Three-time Olympic heavyweight champion Teofilo Stevenson said on Thursday two Cuban boxers who Fidel Castro decreed would never compete for their country again after deserting their teammates during the Pan American Games deserve another chance.
"They are great figures and they should be given another opportunity," Stevenson, one of only three boxers to win three Olympic titles, said in an interview.
Cuba's Guillermo Rigondeaux has won two Olympic bantamweight titles and hopes to try for a third this summer in Beijing. But he and 2005 welterweight world champion Erislandy Lara disappeared in July during the Pan American Games in Rio de Janeiro. Both were later arrested for overstaying their visas and sent back to Cuba.
Rigondeaux and Lara insist they never intended to defect, but a German promoter said they signed contracts and the German embassy in Brazil reported both had applied for visas. Castro wrote in an essay shortly after their return to Cuba that the pair "had reached the point of no return" with the national boxing team.
But Stevenson, vice president of the Cuban Boxing Federation, said it would not surprise him if both compete formally again, saying they would have to "climb back in the ring and win." He quickly added, however, that reinstatement to the national team was not up to him.
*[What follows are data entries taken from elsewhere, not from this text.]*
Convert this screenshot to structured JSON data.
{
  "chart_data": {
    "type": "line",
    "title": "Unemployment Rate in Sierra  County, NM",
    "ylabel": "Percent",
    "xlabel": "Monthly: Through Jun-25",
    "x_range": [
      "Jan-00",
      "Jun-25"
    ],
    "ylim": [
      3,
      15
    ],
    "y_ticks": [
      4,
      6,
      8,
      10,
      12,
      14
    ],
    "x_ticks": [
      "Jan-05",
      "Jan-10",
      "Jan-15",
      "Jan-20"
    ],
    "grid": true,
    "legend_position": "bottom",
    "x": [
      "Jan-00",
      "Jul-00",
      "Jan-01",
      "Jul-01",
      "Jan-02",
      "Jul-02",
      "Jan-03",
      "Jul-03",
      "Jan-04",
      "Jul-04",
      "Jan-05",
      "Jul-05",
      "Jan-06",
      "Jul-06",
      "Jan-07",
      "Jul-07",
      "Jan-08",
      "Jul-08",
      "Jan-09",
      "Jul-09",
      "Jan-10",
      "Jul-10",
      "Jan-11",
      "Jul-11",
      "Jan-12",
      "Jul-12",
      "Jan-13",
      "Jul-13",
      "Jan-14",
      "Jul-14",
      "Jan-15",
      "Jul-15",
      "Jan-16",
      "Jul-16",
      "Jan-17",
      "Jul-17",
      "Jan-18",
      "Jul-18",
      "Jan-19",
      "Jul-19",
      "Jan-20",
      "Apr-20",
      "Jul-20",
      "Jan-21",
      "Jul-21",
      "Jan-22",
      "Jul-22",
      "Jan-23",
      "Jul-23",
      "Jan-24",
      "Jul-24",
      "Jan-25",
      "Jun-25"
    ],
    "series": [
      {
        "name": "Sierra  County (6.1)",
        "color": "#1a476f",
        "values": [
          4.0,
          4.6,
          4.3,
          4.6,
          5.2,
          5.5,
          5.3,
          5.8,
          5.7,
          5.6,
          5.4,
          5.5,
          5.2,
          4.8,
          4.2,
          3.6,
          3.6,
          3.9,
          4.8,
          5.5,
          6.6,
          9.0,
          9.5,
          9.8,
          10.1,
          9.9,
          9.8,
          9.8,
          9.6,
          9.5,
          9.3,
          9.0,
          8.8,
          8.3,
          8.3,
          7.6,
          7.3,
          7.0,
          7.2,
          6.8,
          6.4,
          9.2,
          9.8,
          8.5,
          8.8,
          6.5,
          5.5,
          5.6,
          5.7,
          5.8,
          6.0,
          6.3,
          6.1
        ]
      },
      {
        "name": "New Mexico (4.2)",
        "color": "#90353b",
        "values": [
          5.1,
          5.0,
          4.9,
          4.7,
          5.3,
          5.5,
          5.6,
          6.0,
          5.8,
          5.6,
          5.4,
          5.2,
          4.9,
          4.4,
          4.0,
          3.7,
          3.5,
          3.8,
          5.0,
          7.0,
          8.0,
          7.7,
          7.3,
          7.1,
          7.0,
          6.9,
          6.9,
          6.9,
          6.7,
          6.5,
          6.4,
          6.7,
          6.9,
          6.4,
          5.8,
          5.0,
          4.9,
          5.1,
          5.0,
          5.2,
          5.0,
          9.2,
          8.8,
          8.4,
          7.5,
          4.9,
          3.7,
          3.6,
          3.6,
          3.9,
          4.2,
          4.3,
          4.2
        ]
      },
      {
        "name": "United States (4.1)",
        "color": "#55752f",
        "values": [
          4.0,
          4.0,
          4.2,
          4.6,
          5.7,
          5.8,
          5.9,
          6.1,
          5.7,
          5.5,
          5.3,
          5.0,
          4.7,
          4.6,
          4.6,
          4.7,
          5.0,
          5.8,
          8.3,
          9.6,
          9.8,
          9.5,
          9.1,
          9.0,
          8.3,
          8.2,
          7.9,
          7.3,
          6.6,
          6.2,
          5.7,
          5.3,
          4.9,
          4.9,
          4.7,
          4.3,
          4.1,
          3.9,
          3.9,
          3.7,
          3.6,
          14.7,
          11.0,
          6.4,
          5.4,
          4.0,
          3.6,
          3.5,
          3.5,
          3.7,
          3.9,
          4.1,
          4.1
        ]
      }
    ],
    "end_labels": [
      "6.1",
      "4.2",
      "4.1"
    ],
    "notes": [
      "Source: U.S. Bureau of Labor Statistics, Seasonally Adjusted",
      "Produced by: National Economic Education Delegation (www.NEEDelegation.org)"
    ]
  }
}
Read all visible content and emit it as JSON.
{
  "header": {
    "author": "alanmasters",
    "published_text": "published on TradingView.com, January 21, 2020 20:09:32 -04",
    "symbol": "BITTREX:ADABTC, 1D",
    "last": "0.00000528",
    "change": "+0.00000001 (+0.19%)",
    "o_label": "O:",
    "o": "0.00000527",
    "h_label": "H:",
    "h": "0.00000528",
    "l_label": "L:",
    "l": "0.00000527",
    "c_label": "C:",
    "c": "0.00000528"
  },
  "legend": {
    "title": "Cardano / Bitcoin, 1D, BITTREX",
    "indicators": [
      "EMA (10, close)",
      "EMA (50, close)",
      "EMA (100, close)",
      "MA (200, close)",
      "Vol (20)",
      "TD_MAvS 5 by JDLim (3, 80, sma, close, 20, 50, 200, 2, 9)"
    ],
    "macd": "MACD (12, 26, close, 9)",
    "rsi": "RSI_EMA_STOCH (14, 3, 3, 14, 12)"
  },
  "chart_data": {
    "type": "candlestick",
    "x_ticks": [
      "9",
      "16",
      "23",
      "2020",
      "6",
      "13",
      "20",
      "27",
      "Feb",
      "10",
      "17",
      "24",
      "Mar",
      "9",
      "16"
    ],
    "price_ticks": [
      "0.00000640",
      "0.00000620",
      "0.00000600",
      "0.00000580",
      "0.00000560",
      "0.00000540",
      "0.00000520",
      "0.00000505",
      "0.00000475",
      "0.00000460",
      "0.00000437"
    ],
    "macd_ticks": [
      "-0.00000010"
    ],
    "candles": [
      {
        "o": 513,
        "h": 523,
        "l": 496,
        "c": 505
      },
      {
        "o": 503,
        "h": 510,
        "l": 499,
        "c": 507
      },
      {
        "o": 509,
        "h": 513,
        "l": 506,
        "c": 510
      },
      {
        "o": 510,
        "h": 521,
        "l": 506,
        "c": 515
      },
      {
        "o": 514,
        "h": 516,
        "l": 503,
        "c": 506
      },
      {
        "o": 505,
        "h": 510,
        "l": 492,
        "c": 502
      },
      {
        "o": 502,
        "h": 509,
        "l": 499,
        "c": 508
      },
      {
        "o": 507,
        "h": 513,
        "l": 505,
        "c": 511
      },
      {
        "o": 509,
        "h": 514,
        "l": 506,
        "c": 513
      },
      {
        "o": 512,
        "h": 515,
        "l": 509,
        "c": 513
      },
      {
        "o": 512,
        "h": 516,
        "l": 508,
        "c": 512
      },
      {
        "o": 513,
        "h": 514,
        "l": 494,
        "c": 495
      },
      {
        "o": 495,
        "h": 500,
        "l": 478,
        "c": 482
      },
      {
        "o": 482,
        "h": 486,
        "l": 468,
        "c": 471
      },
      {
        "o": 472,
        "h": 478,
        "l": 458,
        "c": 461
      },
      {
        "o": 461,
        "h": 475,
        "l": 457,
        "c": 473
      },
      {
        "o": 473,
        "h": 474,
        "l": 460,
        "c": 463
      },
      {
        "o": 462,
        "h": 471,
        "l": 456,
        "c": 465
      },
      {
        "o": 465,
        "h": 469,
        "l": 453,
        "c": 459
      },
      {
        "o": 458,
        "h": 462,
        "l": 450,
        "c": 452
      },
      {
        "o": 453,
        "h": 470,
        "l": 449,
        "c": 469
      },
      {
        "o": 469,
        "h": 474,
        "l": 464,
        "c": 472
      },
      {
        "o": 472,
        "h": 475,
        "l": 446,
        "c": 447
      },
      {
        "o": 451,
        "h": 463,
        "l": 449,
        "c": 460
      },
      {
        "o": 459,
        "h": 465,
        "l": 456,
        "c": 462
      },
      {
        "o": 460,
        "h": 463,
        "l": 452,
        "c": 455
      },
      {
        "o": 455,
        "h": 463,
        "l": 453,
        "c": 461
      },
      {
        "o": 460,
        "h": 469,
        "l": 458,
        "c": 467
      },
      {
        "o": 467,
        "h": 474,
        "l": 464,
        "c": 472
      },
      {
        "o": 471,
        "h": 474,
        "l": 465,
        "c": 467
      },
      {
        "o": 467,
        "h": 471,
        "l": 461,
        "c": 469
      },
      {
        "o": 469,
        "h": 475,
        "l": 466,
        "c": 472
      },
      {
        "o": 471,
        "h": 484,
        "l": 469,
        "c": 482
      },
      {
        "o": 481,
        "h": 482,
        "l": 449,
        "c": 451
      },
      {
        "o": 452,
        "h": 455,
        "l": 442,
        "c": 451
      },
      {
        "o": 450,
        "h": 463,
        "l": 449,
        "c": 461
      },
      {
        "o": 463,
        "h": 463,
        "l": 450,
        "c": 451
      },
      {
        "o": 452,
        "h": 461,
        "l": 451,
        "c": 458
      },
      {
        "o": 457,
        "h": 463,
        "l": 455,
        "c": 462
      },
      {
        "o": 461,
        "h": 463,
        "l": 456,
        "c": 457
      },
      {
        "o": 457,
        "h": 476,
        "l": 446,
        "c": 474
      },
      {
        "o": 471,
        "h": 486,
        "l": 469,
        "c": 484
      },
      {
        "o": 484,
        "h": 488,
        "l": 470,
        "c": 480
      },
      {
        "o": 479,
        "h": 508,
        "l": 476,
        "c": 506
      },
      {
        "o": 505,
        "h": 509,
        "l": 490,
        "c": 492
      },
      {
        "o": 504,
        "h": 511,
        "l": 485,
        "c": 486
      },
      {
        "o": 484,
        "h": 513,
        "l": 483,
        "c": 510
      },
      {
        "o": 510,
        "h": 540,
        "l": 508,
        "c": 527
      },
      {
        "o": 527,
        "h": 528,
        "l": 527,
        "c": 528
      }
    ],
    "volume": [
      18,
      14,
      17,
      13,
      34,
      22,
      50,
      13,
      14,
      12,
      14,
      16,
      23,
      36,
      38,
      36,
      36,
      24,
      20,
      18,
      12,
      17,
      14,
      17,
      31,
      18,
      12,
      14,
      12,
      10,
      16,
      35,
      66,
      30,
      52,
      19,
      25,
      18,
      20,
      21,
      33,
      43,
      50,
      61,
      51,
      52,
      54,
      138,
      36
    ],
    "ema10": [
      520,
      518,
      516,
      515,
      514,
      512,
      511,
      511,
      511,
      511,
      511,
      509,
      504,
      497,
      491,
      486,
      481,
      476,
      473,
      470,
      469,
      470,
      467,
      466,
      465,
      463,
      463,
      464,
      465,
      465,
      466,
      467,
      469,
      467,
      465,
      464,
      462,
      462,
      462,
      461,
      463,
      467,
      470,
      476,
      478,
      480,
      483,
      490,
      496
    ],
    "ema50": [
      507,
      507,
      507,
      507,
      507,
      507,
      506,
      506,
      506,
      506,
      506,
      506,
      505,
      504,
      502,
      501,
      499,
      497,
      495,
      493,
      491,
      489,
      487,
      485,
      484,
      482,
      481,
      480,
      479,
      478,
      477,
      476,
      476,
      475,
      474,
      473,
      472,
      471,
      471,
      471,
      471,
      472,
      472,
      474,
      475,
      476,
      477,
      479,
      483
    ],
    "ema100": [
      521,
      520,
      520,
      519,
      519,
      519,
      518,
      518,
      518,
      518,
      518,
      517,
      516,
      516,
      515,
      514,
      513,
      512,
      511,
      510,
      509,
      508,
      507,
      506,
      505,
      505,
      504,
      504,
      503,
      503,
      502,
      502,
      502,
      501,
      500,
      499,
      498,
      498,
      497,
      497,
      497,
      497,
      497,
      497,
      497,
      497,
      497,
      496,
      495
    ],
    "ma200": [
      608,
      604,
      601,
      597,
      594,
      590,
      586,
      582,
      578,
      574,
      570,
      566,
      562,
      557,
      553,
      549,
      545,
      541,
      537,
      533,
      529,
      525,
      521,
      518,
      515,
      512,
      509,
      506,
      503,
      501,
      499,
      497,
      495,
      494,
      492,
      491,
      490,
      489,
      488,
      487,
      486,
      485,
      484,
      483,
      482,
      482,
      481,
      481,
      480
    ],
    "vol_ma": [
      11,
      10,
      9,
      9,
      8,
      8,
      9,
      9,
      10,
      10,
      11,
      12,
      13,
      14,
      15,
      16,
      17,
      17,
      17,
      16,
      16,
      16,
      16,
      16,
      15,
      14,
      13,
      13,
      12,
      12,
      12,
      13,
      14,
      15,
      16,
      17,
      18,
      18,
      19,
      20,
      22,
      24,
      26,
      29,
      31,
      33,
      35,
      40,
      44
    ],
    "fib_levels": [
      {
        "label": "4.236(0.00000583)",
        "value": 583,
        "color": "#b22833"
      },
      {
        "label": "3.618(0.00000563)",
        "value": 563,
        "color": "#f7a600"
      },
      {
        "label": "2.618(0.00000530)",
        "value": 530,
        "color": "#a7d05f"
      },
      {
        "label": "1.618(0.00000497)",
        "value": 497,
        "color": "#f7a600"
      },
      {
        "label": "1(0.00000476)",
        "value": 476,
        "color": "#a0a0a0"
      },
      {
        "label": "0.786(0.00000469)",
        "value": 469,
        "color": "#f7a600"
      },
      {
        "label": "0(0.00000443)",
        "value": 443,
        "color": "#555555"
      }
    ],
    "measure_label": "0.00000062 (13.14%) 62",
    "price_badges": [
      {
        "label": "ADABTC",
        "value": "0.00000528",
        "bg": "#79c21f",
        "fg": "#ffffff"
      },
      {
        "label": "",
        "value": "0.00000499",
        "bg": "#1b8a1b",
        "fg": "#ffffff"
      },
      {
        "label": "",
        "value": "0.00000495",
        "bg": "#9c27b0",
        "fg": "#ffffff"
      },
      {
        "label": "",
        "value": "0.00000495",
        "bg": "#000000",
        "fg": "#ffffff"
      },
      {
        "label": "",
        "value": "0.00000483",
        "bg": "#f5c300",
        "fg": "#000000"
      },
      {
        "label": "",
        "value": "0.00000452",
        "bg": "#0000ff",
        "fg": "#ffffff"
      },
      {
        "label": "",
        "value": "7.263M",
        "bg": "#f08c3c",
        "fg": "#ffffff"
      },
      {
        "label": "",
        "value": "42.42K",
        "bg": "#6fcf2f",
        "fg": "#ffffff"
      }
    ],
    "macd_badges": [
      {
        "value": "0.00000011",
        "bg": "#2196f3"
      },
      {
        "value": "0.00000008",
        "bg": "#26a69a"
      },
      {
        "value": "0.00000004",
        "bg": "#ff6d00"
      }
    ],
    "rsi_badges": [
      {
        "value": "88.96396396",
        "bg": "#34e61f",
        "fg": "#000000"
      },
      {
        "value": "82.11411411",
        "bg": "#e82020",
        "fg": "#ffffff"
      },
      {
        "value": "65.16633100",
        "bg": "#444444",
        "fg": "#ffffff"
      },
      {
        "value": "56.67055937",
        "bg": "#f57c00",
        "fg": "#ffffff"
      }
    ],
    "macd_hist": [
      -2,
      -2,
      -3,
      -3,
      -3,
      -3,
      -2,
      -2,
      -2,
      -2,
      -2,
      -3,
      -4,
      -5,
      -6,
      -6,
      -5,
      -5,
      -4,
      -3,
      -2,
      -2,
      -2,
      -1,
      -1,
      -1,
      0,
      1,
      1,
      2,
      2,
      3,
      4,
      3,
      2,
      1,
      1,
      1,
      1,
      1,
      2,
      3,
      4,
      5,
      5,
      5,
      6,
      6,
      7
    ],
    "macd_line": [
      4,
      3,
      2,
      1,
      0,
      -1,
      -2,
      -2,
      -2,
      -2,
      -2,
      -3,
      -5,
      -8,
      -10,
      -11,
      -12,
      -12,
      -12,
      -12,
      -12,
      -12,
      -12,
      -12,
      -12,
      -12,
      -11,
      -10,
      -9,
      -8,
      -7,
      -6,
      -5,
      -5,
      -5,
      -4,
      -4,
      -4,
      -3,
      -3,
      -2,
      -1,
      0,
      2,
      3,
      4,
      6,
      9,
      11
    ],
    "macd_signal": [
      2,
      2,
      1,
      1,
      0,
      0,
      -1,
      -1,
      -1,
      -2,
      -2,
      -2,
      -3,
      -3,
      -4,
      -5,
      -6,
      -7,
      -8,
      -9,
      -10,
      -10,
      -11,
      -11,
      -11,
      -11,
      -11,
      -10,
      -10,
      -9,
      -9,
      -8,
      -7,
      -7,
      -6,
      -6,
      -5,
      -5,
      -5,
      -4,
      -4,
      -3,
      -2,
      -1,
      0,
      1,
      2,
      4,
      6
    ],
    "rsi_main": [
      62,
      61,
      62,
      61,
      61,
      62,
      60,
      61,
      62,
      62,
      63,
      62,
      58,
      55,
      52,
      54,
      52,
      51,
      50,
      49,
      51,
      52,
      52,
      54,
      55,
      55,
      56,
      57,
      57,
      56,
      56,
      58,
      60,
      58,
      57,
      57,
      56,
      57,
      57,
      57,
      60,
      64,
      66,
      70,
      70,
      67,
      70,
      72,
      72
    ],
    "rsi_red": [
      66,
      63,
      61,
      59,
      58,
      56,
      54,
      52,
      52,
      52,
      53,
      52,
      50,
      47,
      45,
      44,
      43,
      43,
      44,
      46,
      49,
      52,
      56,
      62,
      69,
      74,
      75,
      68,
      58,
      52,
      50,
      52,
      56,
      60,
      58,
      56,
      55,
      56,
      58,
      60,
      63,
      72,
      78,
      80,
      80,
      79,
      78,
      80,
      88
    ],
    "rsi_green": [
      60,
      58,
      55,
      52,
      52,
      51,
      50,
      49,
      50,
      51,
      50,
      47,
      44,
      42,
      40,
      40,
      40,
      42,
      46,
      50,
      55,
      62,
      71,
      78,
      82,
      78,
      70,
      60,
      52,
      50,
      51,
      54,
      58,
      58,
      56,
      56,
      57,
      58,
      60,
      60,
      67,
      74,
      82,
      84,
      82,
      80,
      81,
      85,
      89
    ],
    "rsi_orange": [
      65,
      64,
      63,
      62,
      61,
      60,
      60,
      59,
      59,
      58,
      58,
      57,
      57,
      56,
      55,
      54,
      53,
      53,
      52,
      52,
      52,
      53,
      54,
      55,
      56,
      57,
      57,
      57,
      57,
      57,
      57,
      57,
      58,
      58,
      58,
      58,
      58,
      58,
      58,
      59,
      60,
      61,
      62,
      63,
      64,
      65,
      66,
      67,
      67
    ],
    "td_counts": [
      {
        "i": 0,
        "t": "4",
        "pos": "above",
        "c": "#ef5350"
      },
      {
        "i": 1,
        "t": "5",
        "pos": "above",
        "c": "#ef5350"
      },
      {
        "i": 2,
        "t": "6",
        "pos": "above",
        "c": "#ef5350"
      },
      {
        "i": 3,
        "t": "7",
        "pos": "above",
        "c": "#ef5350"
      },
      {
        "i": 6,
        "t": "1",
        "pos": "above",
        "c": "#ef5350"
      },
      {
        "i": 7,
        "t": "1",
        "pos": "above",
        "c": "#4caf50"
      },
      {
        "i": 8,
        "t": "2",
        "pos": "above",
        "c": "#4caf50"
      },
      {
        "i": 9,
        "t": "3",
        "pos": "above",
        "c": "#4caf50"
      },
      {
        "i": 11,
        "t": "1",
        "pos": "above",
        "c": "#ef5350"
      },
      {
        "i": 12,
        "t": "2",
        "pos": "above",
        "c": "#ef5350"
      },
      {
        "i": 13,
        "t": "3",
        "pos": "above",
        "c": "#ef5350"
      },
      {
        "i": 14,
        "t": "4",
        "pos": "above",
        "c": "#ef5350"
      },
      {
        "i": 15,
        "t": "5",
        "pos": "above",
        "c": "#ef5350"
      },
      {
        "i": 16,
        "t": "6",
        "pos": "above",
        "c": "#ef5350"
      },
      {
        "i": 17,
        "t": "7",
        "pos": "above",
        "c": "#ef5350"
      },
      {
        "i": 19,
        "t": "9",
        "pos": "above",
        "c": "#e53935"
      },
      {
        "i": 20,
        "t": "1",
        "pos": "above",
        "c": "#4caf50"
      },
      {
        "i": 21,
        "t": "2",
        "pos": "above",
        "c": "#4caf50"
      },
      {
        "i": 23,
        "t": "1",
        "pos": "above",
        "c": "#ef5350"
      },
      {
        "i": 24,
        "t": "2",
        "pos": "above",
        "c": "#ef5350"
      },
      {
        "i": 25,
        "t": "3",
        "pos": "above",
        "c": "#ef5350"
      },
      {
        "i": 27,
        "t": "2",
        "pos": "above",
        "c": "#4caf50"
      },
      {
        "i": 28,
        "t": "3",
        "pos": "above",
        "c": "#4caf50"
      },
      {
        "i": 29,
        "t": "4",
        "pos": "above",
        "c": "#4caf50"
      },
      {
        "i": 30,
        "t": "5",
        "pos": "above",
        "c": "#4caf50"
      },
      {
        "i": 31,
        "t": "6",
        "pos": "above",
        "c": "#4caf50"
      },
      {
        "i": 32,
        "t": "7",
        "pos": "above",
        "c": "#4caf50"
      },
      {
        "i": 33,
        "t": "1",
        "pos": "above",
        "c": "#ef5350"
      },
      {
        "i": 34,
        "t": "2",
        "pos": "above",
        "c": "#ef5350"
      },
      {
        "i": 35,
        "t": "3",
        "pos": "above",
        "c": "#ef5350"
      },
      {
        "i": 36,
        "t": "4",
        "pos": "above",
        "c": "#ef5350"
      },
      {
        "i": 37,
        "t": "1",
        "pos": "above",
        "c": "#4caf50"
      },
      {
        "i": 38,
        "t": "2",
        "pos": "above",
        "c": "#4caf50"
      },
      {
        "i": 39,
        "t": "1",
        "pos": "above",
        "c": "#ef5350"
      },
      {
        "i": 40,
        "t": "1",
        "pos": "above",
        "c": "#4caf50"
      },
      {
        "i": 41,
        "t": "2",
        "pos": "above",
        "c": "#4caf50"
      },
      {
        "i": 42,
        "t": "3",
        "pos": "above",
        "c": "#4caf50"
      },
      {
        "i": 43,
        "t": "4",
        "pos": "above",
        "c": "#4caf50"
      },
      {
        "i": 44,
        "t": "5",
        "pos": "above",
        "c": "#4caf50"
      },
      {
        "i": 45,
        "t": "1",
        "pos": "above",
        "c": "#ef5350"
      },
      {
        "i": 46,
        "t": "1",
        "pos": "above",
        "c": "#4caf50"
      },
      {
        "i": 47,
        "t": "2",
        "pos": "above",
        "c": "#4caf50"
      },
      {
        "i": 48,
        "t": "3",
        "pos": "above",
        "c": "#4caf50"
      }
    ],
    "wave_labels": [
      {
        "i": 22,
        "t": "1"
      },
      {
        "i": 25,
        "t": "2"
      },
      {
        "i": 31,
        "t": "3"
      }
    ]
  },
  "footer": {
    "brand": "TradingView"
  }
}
"In our country there is a system of reeducation that can be applied to those who commit an error or have flaws," he said. "The only ones you can't pardon are traitors."
Stevenson, who also won three world amateur titles and two Pan Am golds, said he did not consider Rigondeaux and Lara traitors because they expressed their desire to return to Cuba after they were arrested in Brazil. He did not clarify what he meant by re-education, but talked about prisoners and others who are "rehabilitated."
In an interview on Monday, Rigondeaux said he has continued to train and stay in shape to box for Cuba in the Olympics. But he said that no top government official has visited him since he returned to the island on Aug. 5.
Jose Ramon Fernandez, head of Cuba's Olympic Committee, said on Thursday that while boxing authorities have not allowed either fighter to return to the ring formally, both continue to draw state salaries as athletes.
He said boxing authorities were still "analyzing" their cases, but would not comment further.